Actualmente essas deduções estão fixadas em 30% dos montantes dispendidos, com o limite máximo de € 586. A percentagem deverá ser aumentada até aos 50% e o limite máximo aumentado até € 879 para agregados do 1.º e 2.º escalões, € 703 para agregados do terceiro escalão e € 644 para agregados do 4.º escalão.
IMI: redução da taxa máxima de imposto e alargamento do período de isenção após a aquisição do imóvel.

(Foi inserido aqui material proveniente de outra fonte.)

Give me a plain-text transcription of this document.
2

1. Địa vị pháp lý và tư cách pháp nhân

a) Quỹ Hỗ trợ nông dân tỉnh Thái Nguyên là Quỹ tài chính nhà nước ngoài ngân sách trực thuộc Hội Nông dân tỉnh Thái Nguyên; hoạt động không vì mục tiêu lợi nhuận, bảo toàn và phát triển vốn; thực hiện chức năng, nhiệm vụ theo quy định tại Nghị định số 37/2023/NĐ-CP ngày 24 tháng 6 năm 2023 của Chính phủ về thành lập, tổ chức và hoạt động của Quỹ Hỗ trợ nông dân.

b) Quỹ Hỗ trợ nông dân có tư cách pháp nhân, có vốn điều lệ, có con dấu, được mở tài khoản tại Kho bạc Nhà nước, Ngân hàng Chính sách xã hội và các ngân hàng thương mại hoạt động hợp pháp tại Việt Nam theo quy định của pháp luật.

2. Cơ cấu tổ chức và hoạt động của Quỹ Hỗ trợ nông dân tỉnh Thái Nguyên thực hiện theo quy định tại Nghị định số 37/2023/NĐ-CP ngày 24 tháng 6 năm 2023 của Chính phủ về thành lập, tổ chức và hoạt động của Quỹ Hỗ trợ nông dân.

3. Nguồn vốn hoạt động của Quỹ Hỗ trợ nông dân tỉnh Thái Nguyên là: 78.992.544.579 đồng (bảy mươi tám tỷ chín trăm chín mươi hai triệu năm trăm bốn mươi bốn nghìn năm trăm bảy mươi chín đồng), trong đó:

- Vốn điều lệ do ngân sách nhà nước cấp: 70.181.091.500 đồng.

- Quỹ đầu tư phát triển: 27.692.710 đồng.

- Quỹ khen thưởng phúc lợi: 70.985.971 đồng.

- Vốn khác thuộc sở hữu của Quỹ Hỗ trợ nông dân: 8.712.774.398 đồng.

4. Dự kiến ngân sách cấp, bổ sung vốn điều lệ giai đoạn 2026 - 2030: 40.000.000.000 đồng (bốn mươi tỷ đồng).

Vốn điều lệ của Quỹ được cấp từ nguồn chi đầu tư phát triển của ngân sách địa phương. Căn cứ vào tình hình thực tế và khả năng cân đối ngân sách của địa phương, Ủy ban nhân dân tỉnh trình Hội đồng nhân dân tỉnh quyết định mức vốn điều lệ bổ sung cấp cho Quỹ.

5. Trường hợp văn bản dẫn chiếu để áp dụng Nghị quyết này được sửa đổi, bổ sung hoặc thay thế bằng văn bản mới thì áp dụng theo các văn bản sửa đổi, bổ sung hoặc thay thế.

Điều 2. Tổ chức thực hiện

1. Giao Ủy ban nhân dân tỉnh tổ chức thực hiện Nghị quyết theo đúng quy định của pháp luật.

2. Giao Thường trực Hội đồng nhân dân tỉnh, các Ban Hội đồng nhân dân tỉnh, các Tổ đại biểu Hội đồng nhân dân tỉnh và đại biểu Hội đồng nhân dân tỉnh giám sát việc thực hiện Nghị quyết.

Para os prédio urbanos a taxa encontra-se actualmente fixada em 0,5% ou 0,8% consoante tenham ou não sido avaliados segundo o novo regime, em vigor desde 01.12.2003. Essas taxas deverão passar para 0,4% e 0,7%.
O prazo de isenção de IMI para a habitação própria permanente passa de 6 para 8 anos, para prédios com valor patrimonial tributário até € 157.500, e de 3 para 4 anos, para prédios com valor patrimonial tributário entre € 157.500 e € 236.250.